How does God view switching congregations?


Good morning, Mr. Jeffrey!

My husband and I have decided to switch our church membership to another local body of believers.

God says that He places each member how He sees fit (I Corinthians 12:18), but I cannot find a biblical reference to how God moves people to different churches after they joined their original church family. Obviously, when a family moves away and it is too far to drive, they must then find a new church home. But that is not our situation. The reason for leaving is not about a disagreement over doctrine but primarily over the direction in which our original church is going. There have been many changes that my husband and I disagree with and that we have seen over the last few years that have been a stumbling block to both our spiritual lives. We could survive there, but we are not thriving as we had been.

Here are my questions:

  • Are there any Biblical texts or principles that we could use to help us honor God with this decision?
  • How does God view leaving a church family and how does He view joining a church family?

Thank you for your time!
God bless you and your ministry!


I'm a bit confused because you state that the reason you are changing congregations is not due to doctrinal issues, but at the same time you said that the decisions of the current congregation are placing stumbling blocks before you and your husband. Those statements seem contradictory.

In the New Testament time, you did not find multiple congregations in a region. Towns and cities had one church, so a person changed congregations if they found themselves in a different location.

There are regions where you might find that you have a choice of congregations to join. But if you are looking for the perfect group, you won't find one. Not one congregation is without flaws, problems, and irritations. The members in that congregation are too old. The members of this congregation are too young. There are too many hypocrites. The people are too apathetic. The preacher is not dynamic enough. The preacher shouts too much. The list of reasons for changing congregations is endless.

Consider the seven churches of Asia. They represent all of the Lord’s churches.

  • Ephesus has diligent workers, but they lack love.
  • Smyrna is poor and suffers heavy persecutions. Some are told they would soon be facing prison.
  • Pergamos is located in a bad section of town. In fact, Jesus describes it as the location of Satan’s throne. Some have been killed for their faith, but others are compromising the truth -- falling into sins, such as fornication, idolatry, and false teachings.
  • Thyatira is known for its many good works, but it allows a false woman teacher to serve in their midst. She has even led some of the members into committing fornication.
  • Sardis looks active on the surface, but it is basically dead. They were once a strong congregation, but no more. However, there are a few strong members still in Sardis.
  • Philadelphia is spiritually weak, but has a number of opportunities and remains faithful to God.
  • Laodicea is a wealthy congregation, but it is spiritually so-so. The members are so full of their own greatness that they cannot see the things they are lacking.
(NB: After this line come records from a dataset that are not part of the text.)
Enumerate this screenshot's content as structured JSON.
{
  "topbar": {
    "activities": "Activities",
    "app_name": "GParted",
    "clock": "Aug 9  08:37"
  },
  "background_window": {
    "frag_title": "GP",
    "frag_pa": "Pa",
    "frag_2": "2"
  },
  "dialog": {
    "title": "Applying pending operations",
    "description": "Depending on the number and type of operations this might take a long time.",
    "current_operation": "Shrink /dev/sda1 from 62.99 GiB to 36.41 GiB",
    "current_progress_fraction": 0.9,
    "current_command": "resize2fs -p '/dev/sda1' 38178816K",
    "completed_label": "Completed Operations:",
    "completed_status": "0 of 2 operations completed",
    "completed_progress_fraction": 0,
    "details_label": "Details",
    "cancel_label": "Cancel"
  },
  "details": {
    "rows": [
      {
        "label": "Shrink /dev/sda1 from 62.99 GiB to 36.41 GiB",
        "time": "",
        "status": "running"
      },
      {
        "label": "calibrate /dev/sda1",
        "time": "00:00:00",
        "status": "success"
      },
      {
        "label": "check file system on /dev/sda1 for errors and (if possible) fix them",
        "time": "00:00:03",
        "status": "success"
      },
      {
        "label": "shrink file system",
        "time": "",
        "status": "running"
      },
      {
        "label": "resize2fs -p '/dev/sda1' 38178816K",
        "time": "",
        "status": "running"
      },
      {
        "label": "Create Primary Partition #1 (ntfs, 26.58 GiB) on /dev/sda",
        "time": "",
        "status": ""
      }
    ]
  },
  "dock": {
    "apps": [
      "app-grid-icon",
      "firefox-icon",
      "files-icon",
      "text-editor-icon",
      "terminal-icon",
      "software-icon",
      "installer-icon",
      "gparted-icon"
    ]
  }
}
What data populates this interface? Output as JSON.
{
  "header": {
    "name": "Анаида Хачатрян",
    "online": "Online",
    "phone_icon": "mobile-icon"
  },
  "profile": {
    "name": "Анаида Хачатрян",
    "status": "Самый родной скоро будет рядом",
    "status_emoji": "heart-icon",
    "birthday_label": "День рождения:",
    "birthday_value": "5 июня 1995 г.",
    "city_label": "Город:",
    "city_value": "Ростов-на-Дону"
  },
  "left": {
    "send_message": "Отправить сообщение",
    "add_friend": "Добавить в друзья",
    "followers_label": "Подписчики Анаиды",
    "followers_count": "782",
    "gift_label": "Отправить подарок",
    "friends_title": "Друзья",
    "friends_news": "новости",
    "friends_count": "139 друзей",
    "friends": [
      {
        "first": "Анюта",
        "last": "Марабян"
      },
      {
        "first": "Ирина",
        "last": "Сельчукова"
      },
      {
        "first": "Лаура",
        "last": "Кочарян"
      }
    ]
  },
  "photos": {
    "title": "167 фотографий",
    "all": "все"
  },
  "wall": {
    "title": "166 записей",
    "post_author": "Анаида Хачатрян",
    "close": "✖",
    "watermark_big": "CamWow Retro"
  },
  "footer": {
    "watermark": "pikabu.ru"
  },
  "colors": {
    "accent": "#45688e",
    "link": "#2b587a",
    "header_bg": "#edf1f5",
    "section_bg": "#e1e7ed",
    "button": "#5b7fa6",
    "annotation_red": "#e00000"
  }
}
Which church would you and your family join? You see there is no perfect church. Each one has problems. The problems differ, but none will allow a person to just drift into heaven. My point is that church hopping doesn’t solve a single problem. You just exchange one set of problems for another.

Still, there are times when remaining with a congregation might be detrimental to your own spiritual health. If a church is advocating false doctrine and makes it clear that they won't be changing, then it is probably time to find a more faithful group to worship with. But too often what I see are people who allow personal preferences to get in the way. I've heard of two congregations where people threatened to leave if a preacher was invited to come because his wife wore a head covering. Another congregation had someone threatened to leave if they hired a preacher who had exposed a major problem in another country decades prior because a friend of theirs was a part of the scandal. In still another congregation, a family threatened to leave if someone was appointed as an elder, but they could not offer a scriptural reason why the man was not qualified. In yet another case, people left a congregation because they didn't like the building and its location. In every case, no offers of discussing the issues were made or figuring out how they could work together. Their minds were made up.

If there is a problem in the local church, the question should be how to build up the church so it becomes what God wants and not a discussion about tearing it apart. "The wise woman builds her house, but the foolish pulls it down with her hands" (Proverbs 14:1). Only if a church refuses to stay faithful to the Lord should a serious discussion of possibly needing to move your place of attendance be made.


Thank you for responding to my question! I can tell that you put thought and effort into it.

The stumbling block that I was referring to was that we lost respect and trust for some of the leadership in our previous church due to the directional change that they had implemented. We noticed that we were not able to receive the Word of God through their teaching and lifestyle the way that we once could. We were not able to receive the "message" because of how we were relating to the "messengers."

Thank you for taking my original questions seriously. I know that I must grow into a more mature Christian. I know that because of my immature faith I contributed to this problem and sin.

Thank you for being gracious in your previous response. I have seen that you are not afraid to rebuke immaturity.

God bless you, your family, and your ministry.